My women’s day celebration was quiet this year – work, running, dinner – but those girls, and many others, were on my mind. I keep them close in my heart and am proud of the work they have done – and will continue to do. International Women’s Day, like I noted, is certainly a time to appreciate the accomplishments of women. However, it’s an important time to also consider what’s left to be done and the many things that not only should be addressed but need to be addressed.

I’m still in constant contact with several of my girls and they are doing quite well. I really believe that a lot of our discussions in GLOW shifted their worldview just enough to see their own possibilities. And that’s amazing.

But perhaps what has been most difficult in coming back is knowing the reach of GLOW and our discussions, and yet realizing that ultimately, a lot of my girls are still “stuck” in an economically stagnant situation. That’s why I have been an avid supporter and advocate for their education. I believe it’s their chance – their access – to a life where all of their basic needs are met. I’m not looking to be their savior or be the one that rescues them. I’m really not. But, if I’m able to link them with opportunities – where it will be them having to make a case for themselves – then I’m happy to be that door.

Take Divine. Last we spoke, she was ranked #2 in her class, was chosen to represent her school when the bishop came to visit, and has started to take part in the school’s debate club.
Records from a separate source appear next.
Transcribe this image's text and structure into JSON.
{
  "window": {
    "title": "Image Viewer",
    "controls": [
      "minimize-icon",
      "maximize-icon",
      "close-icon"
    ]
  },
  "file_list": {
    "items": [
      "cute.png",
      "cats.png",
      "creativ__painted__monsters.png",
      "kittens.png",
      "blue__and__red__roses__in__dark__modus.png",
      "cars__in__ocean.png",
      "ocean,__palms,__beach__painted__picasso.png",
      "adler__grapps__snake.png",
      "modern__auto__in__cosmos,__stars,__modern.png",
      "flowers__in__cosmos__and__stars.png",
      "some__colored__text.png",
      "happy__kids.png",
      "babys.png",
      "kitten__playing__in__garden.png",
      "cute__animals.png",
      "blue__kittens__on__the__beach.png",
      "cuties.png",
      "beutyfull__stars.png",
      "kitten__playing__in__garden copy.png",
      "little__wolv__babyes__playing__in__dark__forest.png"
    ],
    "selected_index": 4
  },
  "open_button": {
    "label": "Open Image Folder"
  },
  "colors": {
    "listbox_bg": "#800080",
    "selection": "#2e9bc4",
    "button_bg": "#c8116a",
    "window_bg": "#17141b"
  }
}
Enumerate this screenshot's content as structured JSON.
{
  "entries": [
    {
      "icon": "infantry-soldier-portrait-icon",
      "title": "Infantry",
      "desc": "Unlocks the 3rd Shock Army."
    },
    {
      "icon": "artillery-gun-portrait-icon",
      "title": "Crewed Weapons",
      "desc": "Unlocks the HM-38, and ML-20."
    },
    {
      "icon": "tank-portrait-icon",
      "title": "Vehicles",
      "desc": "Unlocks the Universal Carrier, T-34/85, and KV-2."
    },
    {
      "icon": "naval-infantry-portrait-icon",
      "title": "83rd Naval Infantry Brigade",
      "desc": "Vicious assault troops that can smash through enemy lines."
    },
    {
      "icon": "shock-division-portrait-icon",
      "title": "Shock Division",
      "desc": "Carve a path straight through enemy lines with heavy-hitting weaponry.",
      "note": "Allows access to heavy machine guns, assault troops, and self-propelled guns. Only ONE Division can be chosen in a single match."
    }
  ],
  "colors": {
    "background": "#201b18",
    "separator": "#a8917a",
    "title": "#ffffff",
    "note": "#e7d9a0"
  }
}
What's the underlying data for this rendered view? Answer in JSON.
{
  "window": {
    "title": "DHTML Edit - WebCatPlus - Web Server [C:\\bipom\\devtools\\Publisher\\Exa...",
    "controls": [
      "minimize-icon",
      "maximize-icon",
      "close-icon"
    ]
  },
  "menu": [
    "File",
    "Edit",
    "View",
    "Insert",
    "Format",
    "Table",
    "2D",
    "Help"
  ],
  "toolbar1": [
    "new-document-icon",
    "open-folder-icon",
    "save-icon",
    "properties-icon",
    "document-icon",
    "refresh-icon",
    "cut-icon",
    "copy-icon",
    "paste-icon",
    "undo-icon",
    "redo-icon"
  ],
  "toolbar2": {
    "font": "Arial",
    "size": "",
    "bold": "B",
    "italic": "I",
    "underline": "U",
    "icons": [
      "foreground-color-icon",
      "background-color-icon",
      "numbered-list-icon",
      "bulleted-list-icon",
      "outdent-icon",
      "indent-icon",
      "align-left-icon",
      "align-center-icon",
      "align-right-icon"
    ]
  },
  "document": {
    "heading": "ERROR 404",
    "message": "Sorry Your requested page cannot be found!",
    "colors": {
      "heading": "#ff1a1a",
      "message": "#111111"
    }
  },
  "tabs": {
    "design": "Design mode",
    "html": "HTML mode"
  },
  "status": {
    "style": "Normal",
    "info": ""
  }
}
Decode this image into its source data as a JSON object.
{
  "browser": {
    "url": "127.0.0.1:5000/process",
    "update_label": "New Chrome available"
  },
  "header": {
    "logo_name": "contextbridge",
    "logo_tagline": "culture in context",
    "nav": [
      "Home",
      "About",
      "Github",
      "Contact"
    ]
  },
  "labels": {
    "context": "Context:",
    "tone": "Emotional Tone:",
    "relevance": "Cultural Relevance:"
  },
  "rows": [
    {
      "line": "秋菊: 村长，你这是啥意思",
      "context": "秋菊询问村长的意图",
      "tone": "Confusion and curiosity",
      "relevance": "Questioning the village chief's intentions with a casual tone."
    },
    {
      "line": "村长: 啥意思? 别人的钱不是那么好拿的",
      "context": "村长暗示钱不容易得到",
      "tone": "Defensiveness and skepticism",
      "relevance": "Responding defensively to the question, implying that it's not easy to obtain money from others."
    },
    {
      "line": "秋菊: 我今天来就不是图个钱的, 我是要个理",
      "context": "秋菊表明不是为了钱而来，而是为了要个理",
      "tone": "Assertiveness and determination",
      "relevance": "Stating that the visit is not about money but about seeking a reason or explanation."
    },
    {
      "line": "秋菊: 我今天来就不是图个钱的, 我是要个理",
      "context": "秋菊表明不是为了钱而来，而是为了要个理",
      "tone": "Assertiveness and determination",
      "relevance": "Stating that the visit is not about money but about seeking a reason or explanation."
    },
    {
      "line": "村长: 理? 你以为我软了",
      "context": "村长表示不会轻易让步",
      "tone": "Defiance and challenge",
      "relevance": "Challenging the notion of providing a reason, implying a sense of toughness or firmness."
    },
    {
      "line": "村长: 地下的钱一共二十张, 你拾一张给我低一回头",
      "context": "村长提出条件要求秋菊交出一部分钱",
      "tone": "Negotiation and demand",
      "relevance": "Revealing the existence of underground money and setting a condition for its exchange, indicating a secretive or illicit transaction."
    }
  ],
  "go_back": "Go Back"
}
She’s pulling her weight, and she’s getting results.

Poverty is cruel and unfair and wrong. And unfortunately, women tend to take a huge brunt of that problem. I’ve been doing a lot of reading however, and there is reason to hope. In the world of microfinance, women are huge targets when it comes to finding reliable and strong borrowers; when you give a woman a loan she uses it well. She invests in her family, in food, and in outcomes that can provide sustainability to her family in the long run. Women tend to use their money to benefit a wide-range of people in the world of small-scale loans – and I think that’s where you can find a lot of hope and promise in consideration of many attempts to alleviate poverty. No answer is perfect, but some are better than others.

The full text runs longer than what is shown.